ラグビー日本代表が勝ったのが嬉しかったので短いけどもう一回!

白い研究所を一人の女性が歩いていく。

女性の白衣には少しだが多種の薬品が付いておりここが薬剤研究所であることが容易に分かる。

ハイヒールの音が廊下に響く。

角の研究室から扉が開くシューという音と共に一人の女性が出てくる。

「あら?舞ちゃんじゃない。今日は上がり?」

「はい。同窓会があるんです」

「高校?」

「はい」

「良いわよね。若いっていうのは」

「先輩も十分若いじゃないですか」

「あのね。24のあなたに言われたくないわ。私はもう36よ?もうすぐ40。あ〜、結婚したーい」

「先輩ならチャンスはありますよ。では上がりますね」

舞は先輩と呼ばれた女性と別れて自身の荷物があるロッカーへと急ぐ。

中に入っている荷を引き換えに白衣をしまいそのまま彼女は携帯でタクシーを呼び研究所を出た。

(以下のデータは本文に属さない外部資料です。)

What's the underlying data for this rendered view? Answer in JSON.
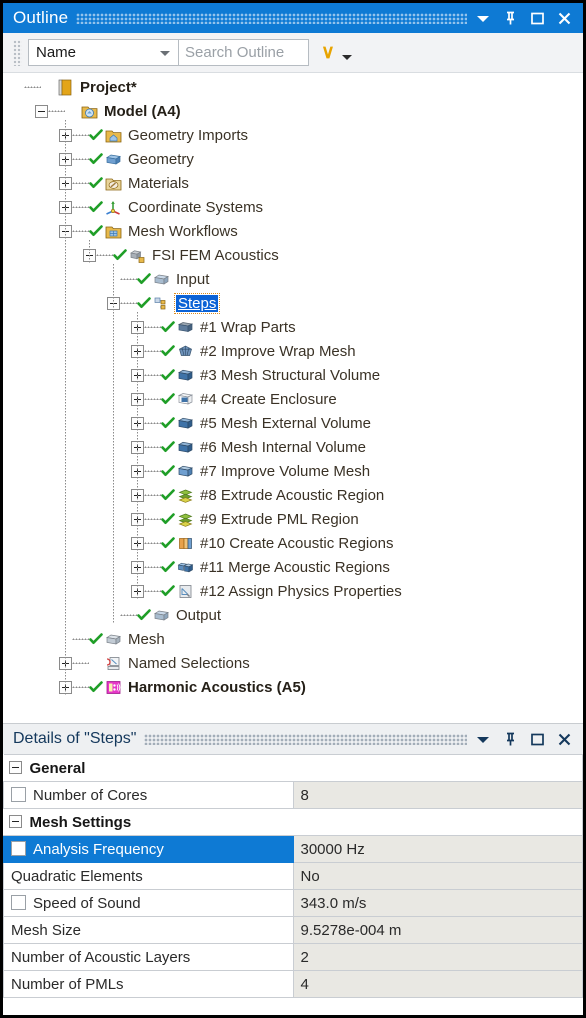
{
  "outline_panel": {
    "title": "Outline",
    "window_buttons": [
      "caret-down",
      "pin",
      "maximize",
      "close"
    ],
    "toolbar": {
      "filter_value": "Name",
      "search_placeholder": "Search Outline",
      "expand_chevron": "∨"
    },
    "accent_blue": "#0e7ad4",
    "selection_blue": "#0b62d6",
    "tree": [
      {
        "label": "Project*",
        "indent": 0,
        "expander": "none",
        "check": false,
        "icon": "project-icon",
        "bold": true,
        "selected": false
      },
      {
        "label": "Model (A4)",
        "indent": 1,
        "expander": "minus",
        "check": false,
        "icon": "model-icon",
        "bold": true,
        "selected": false
      },
      {
        "label": "Geometry Imports",
        "indent": 2,
        "expander": "plus",
        "check": true,
        "icon": "geometry-imports-icon",
        "bold": false,
        "selected": false
      },
      {
        "label": "Geometry",
        "indent": 2,
        "expander": "plus",
        "check": true,
        "icon": "geometry-icon",
        "bold": false,
        "selected": false
      },
      {
        "label": "Materials",
        "indent": 2,
        "expander": "plus",
        "check": true,
        "icon": "materials-icon",
        "bold": false,
        "selected": false
      },
      {
        "label": "Coordinate Systems",
        "indent": 2,
        "expander": "plus",
        "check": true,
        "icon": "coordinate-systems-icon",
        "bold": false,
        "selected": false
      },
      {
        "label": "Mesh Workflows",
        "indent": 2,
        "expander": "minus",
        "check": true,
        "icon": "mesh-workflows-icon",
        "bold": false,
        "selected": false
      },
      {
        "label": "FSI FEM Acoustics",
        "indent": 3,
        "expander": "minus",
        "check": true,
        "icon": "workflow-icon",
        "bold": false,
        "selected": false
      },
      {
        "label": "Input",
        "indent": 4,
        "expander": "none",
        "check": true,
        "icon": "input-icon",
        "bold": false,
        "selected": false
      },
      {
        "label": "Steps",
        "indent": 4,
        "expander": "minus",
        "check": true,
        "icon": "steps-icon",
        "bold": false,
        "selected": true
      },
      {
        "label": "#1 Wrap Parts",
        "indent": 5,
        "expander": "plus",
        "check": true,
        "icon": "wrap-parts-icon",
        "bold": false,
        "selected": false
      },
      {
        "label": "#2 Improve Wrap Mesh",
        "indent": 5,
        "expander": "plus",
        "check": true,
        "icon": "improve-wrap-mesh-icon",
        "bold": false,
        "selected": false
      },
      {
        "label": "#3 Mesh Structural Volume",
        "indent": 5,
        "expander": "plus",
        "check": true,
        "icon": "mesh-volume-icon",
        "bold": false,
        "selected": false
      },
      {
        "label": "#4 Create Enclosure",
        "indent": 5,
        "expander": "plus",
        "check": true,
        "icon": "create-enclosure-icon",
        "bold": false,
        "selected": false
      },
      {
        "label": "#5 Mesh External Volume",
        "indent": 5,
        "expander": "plus",
        "check": true,
        "icon": "mesh-volume-icon",
        "bold": false,
        "selected": false
      },
      {
        "label": "#6 Mesh Internal Volume",
        "indent": 5,
        "expander": "plus",
        "check": true,
        "icon": "mesh-volume-icon",
        "bold": false,
        "selected": false
      },
      {
        "label": "#7 Improve Volume Mesh",
        "indent": 5,
        "expander": "plus",
        "check": true,
        "icon": "improve-volume-mesh-icon",
        "bold": false,
        "selected": false
      },
      {
        "label": "#8 Extrude Acoustic Region",
        "indent": 5,
        "expander": "plus",
        "check": true,
        "icon": "extrude-icon",
        "bold": false,
        "selected": false
      },
      {
        "label": "#9 Extrude PML Region",
        "indent": 5,
        "expander": "plus",
        "check": true,
        "icon": "extrude-icon",
        "bold": false,
        "selected": false
      },
      {
        "label": "#10 Create Acoustic Regions",
        "indent": 5,
        "expander": "plus",
        "check": true,
        "icon": "create-regions-icon",
        "bold": false,
        "selected": false
      },
      {
        "label": "#11 Merge Acoustic Regions",
        "indent": 5,
        "expander": "plus",
        "check": true,
        "icon": "merge-regions-icon",
        "bold": false,
        "selected": false
      },
      {
        "label": "#12 Assign Physics Properties",
        "indent": 5,
        "expander": "plus",
        "check": true,
        "icon": "assign-physics-icon",
        "bold": false,
        "selected": false
      },
      {
        "label": "Output",
        "indent": 4,
        "expander": "none",
        "check": true,
        "icon": "output-icon",
        "bold": false,
        "selected": false
      },
      {
        "label": "Mesh",
        "indent": 2,
        "expander": "none",
        "check": true,
        "icon": "mesh-icon",
        "bold": false,
        "selected": false
      },
      {
        "label": "Named Selections",
        "indent": 2,
        "expander": "plus",
        "check": false,
        "icon": "named-selections-icon",
        "bold": false,
        "selected": false
      },
      {
        "label": "Harmonic Acoustics (A5)",
        "indent": 2,
        "expander": "plus",
        "check": true,
        "icon": "harmonic-acoustics-icon",
        "bold": true,
        "selected": false
      }
    ]
  },
  "details_panel": {
    "title": "Details of \"Steps\"",
    "window_buttons": [
      "caret-down",
      "pin",
      "maximize",
      "close"
    ],
    "sections": [
      {
        "name": "General",
        "rows": [
          {
            "label": "Number of Cores",
            "value": "8",
            "checkbox": true,
            "highlighted": false
          }
        ]
      },
      {
        "name": "Mesh Settings",
        "rows": [
          {
            "label": "Analysis Frequency",
            "value": "30000 Hz",
            "checkbox": true,
            "highlighted": true
          },
          {
            "label": "Quadratic Elements",
            "value": "No",
            "checkbox": false,
            "highlighted": false
          },
          {
            "label": "Speed of Sound",
            "value": "343.0 m/s",
            "checkbox": true,
            "highlighted": false
          },
          {
            "label": "Mesh Size",
            "value": "9.5278e-004 m",
            "checkbox": false,
            "highlighted": false
          },
          {
            "label": "Number of Acoustic Layers",
            "value": "2",
            "checkbox": false,
            "highlighted": false
          },
          {
            "label": "Number of PMLs",
            "value": "4",
            "checkbox": false,
            "highlighted": false
          }
        ]
      }
    ]
  }
}
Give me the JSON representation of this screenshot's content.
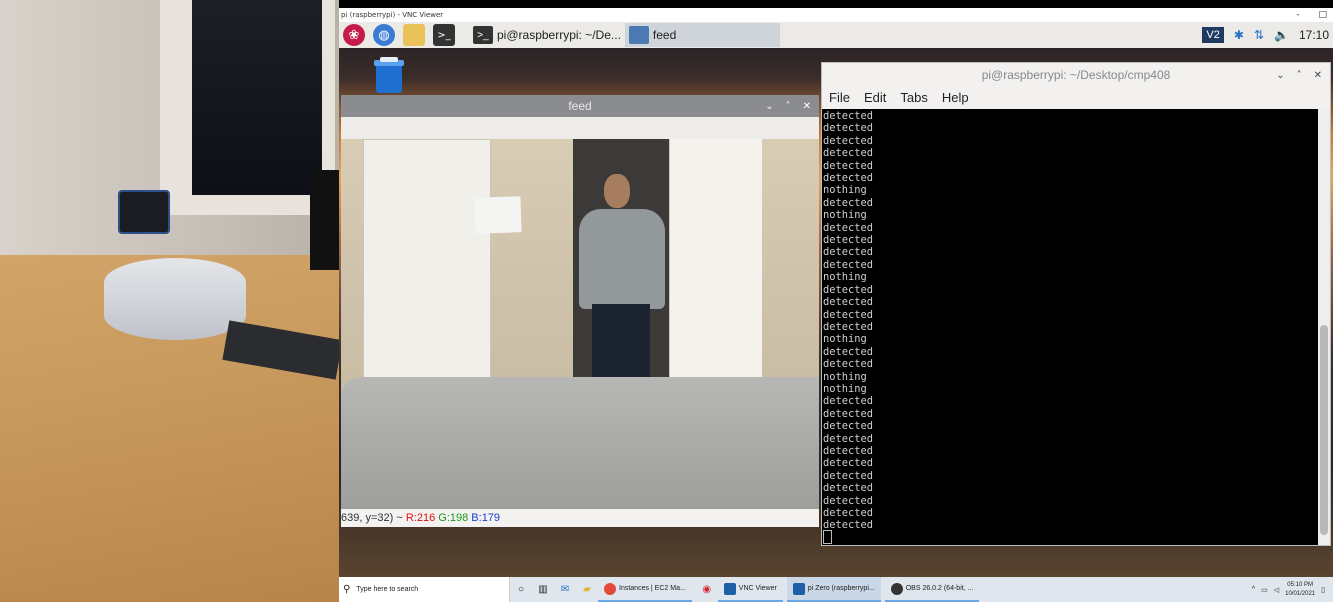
{
  "vnc_window": {
    "title": "pi (raspberrypi) - VNC Viewer",
    "controls": [
      "-",
      "□"
    ]
  },
  "pi_panel": {
    "tasks": [
      {
        "label": "pi@raspberrypi: ~/De..."
      },
      {
        "label": "feed"
      }
    ],
    "clock": "17:10",
    "icons": [
      "raspberry-menu-icon",
      "web-browser-icon",
      "file-manager-icon",
      "terminal-icon",
      "vnc-icon",
      "bluetooth-icon",
      "network-icon",
      "volume-icon"
    ]
  },
  "feed_window": {
    "title": "feed",
    "status": {
      "coords": "639, y=32) ~",
      "r": "R:216",
      "g": "G:198",
      "b": "B:179"
    }
  },
  "terminal_window": {
    "title": "pi@raspberrypi: ~/Desktop/cmp408",
    "menu": [
      "File",
      "Edit",
      "Tabs",
      "Help"
    ],
    "lines": [
      "detected",
      "detected",
      "detected",
      "detected",
      "detected",
      "detected",
      "nothing",
      "detected",
      "nothing",
      "detected",
      "detected",
      "detected",
      "detected",
      "nothing",
      "detected",
      "detected",
      "detected",
      "detected",
      "nothing",
      "detected",
      "detected",
      "nothing",
      "nothing",
      "detected",
      "detected",
      "detected",
      "detected",
      "detected",
      "detected",
      "detected",
      "detected",
      "detected",
      "detected",
      "detected"
    ]
  },
  "windows_taskbar": {
    "search_placeholder": "Type here to search",
    "apps": [
      {
        "label": "Instances | EC2 Ma..."
      },
      {
        "label": "VNC Viewer"
      },
      {
        "label": "pi Zero (raspberrypi..."
      },
      {
        "label": "OBS 26.0.2 (64-bit, ..."
      }
    ],
    "time": "05:10 PM",
    "date": "10/01/2021"
  },
  "colors": {
    "terminal_bg": "#000000",
    "terminal_fg": "#cfcfcf",
    "feed_titlebar": "#8b8c90",
    "status_r": "#d11111",
    "status_g": "#1a9a1a",
    "status_b": "#1a3fd1"
  }
}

研究所内の駐車場にタクシーが付き彼女はそれに乗り込んだ。

「どこまで行きます?」

「渋谷までお願いします」

「はい」

運転手がタクシーを動かす。

一般道から高速道路に入りビル群がだんだんと多くなっていく。

首都高渋谷出口からタクシーは高速を降りてそのまま渋谷駅へと向かった。

渋谷駅にタクシーが付き舞は運転手に代金を払いそのままセンター街に向かった。

「あ、」

「お!金切さん!」

「久しぶりー」

数名の同級生が待ち合わせ場所であるハチ公前の近くを歩いていた。

舞は同級生たちと共にハチ公前に向かう。

ハチ公前には同級生の大半が集まっており舞は彼らと共に同窓会の会場であるレストランに向かっていった。

レストランは貸切でバイキング形式であった。

端にある机には薬原大雅の写真が置かれておりその近くには佐藤鷹幸が座ってた。

「金切さんはどこで働いてるの?」

「あ、えーと。姫河製薬ってわかる?」

「超大手じゃん!給料は良い?」

「それなりかな?」

「良いなぁ。今度紹介してくれない?」

「むりかな」

「どうして?」

「そのね?姫河製薬の研究員なの」

「まじで!」

「やっぱ舞ちゃんはすごいわー」

そんなことはない。

これが素直な舞の気持ちであった。

舞は薬原の研究ノートをもらっていた。

もちろん彼の両親の許可があってのことだがそのノートは今も彼女のカバンの中に入っている。

彼の作り出した薬は画期的なものが多く売り出したら莫大な利益が入るであろうものが大量にあった。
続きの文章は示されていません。